- Texte visé : Projet de loi de finances pour 2026, modifié par le Sénat, n° 2247
- Stade de lecture : Nouvelle lecture
- Examiné par : Assemblée nationale (séance publique)
- Mission visée : Cohésion des territoires
Sous réserve de son traitement par les services de l'Assemblée nationale et de sa recevabilité
Modifier ainsi les autorisations d'engagement et les crédits de paiement :
| (en euros) | ||
| Programmes | + | - |
| Hébergement, parcours vers le logement et insertion des personnes vulnérables | 0 | 0 |
| Aide à l'accès au logement | 0 | 300 000 000 |
| Urbanisme, territoires et amélioration de l'habitat | 300 000 000 | 0 |
| Impulsion et coordination de la politique d'aménagement du territoire | 0 | 0 |
| Politique de la ville | 0 | 0 |
| Interventions territoriales de l'État | 0 | 0 |
| TOTAUX | 300 000 000 | 300 000 000 |
| SOLDE | 0 | |
Par le présent amendement, le groupe LFI propose de programmer la construction de 15 000 logements sociaux étudiants par an pendant les cinq prochaines années, en débutant dès 2025. Cette mesure vise à répondre à la crise du logement étudiant, devenue l’un des principaux facteurs de précarité chez les jeunes.
La population étudiante n’a cessé de croître : selon l’Observatoire de la vie étudiante (OVE), la France comptait 310 000 étudiants en 1960, 1,7 million en 1990 et plus de 2,7 millions en 2019‑2020, dont environ 700 000 boursiers. Or, le logement demeure le premier poste de dépense pour ces publics : en moyenne, un étudiant consacre 413 euros au loyer et 115 euros aux frais liés au logement. Ces coûts sont particulièrement élevés à Paris (638 €) et en petite couronne (567 €), contre 407 € dans les grandes villes et 343 € dans les agglomérations moyennes.

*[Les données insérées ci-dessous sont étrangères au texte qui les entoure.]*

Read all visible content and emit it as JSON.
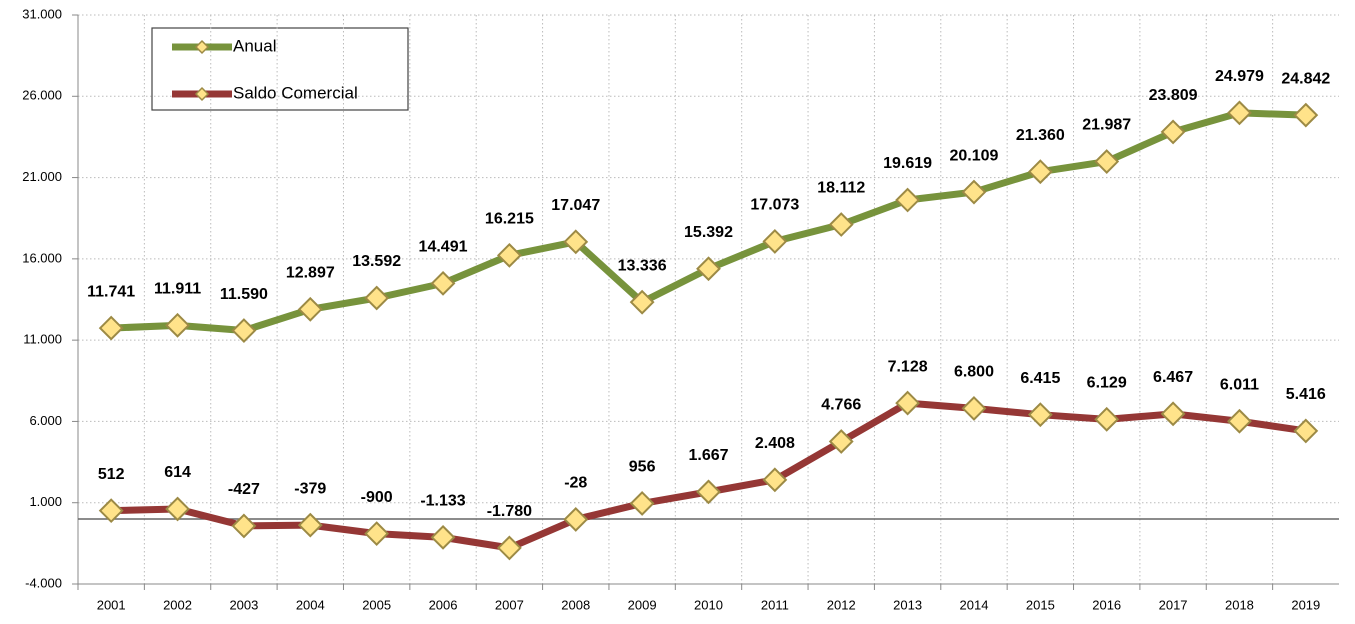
{
  "chart_data": {
    "type": "line",
    "categories": [
      "2001",
      "2002",
      "2003",
      "2004",
      "2005",
      "2006",
      "2007",
      "2008",
      "2009",
      "2010",
      "2011",
      "2012",
      "2013",
      "2014",
      "2015",
      "2016",
      "2017",
      "2018",
      "2019"
    ],
    "series": [
      {
        "name": "Anual",
        "color": "#77933c",
        "values": [
          11741,
          11911,
          11590,
          12897,
          13592,
          14491,
          16215,
          17047,
          13336,
          15392,
          17073,
          18112,
          19619,
          20109,
          21360,
          21987,
          23809,
          24979,
          24842
        ],
        "value_labels": [
          "11.741",
          "11.911",
          "11.590",
          "12.897",
          "13.592",
          "14.491",
          "16.215",
          "17.047",
          "13.336",
          "15.392",
          "17.073",
          "18.112",
          "19.619",
          "20.109",
          "21.360",
          "21.987",
          "23.809",
          "24.979",
          "24.842"
        ]
      },
      {
        "name": "Saldo Comercial",
        "color": "#953735",
        "values": [
          512,
          614,
          -427,
          -379,
          -900,
          -1133,
          -1780,
          -28,
          956,
          1667,
          2408,
          4766,
          7128,
          6800,
          6415,
          6129,
          6467,
          6011,
          5416
        ],
        "value_labels": [
          "512",
          "614",
          "-427",
          "-379",
          "-900",
          "-1.133",
          "-1.780",
          "-28",
          "956",
          "1.667",
          "2.408",
          "4.766",
          "7.128",
          "6.800",
          "6.415",
          "6.129",
          "6.467",
          "6.011",
          "5.416"
        ]
      }
    ],
    "ylim": [
      -4000,
      31000
    ],
    "yticks": [
      {
        "value": -4000,
        "label": "-4.000"
      },
      {
        "value": 1000,
        "label": "1.000"
      },
      {
        "value": 6000,
        "label": "6.000"
      },
      {
        "value": 11000,
        "label": "11.000"
      },
      {
        "value": 16000,
        "label": "16.000"
      },
      {
        "value": 21000,
        "label": "21.000"
      },
      {
        "value": 26000,
        "label": "26.000"
      },
      {
        "value": 31000,
        "label": "31.000"
      }
    ],
    "grid": true,
    "legend": "upper left",
    "marker_color": "#ffe38a"
  }
}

Cette charge financière pèse lourdement sur la vie quotidienne : toujours selon l’OVE (2023), 20 % des étudiants déclarent ne pas pouvoir faire face à leurs besoins essentiels (loyer, alimentation, énergie, etc.), 26 % connaissent des fins de mois difficiles, 32 % ont été à découvert au moins une fois et 12 % ont subi des retards ou des impayés de factures. Ces chiffres illustrent une précarité structurelle qui appelle une réponse publique forte.
Pourtant, la production de logements étudiants stagne, voire recule : on comptait 7 000 logements construits en 2017 contre 5 550 en 2021. En 2022, seuls 2 990 logements supplémentaires ont vu le jour dans le réseau des CROUS, dont 1 586 en maîtrise d’ouvrage directe et 1 404 réalisés par des bailleurs sociaux, selon le rapport d’activité du CNOUS. Ces volumes sont très en deçà des besoins réels.
Le présent amendement vise donc à massifier la construction de résidences universitaires, en garantissant leur accessibilité financière. La moitié de la programmation annuelle serait réalisée en maîtrise d’ouvrage directe par les CROUS, avec un renforcement conséquent des moyens alloués au CNOUS (soit une multiplication par 4,5 de leur capacité de production actuelle). L’autre moitié serait assurée par les bailleurs sociaux, avec un financement complémentaire via le FNAP, afin qu’un tiers des logements produits le soient en PLAI, véritable garantie d’un loyer très social.
Afin de garantir sa recevabilité financière, cet amendement réalise une diminution d’un montant de 300 millions d’euros en autorisations d’engagement et en crédits de paiement les crédits de l’action 01 du programme 109 « aide à l’accès au logement » pour venir abonder l’action 01 « construction locative et amélioration du parc » du programme 135 « Urbanisme, territoires et amélioration de l’habitat ».
Il convient de noter que cette proposition de mouvement de crédits est uniquement formelle, afin de respecter les règles budgétaires prévues par la LOLF. Notre intention n’est pas de ponctionner un autre programme et nous appelons le Gouvernement à lever ce gage financier pour garantir les moyens dédiés aux aides au logement, que nous ne souhaitons évidemment pas réduire.
Cet amendement a été travaillé avec la Fondation pour le Logement des Défavorisés.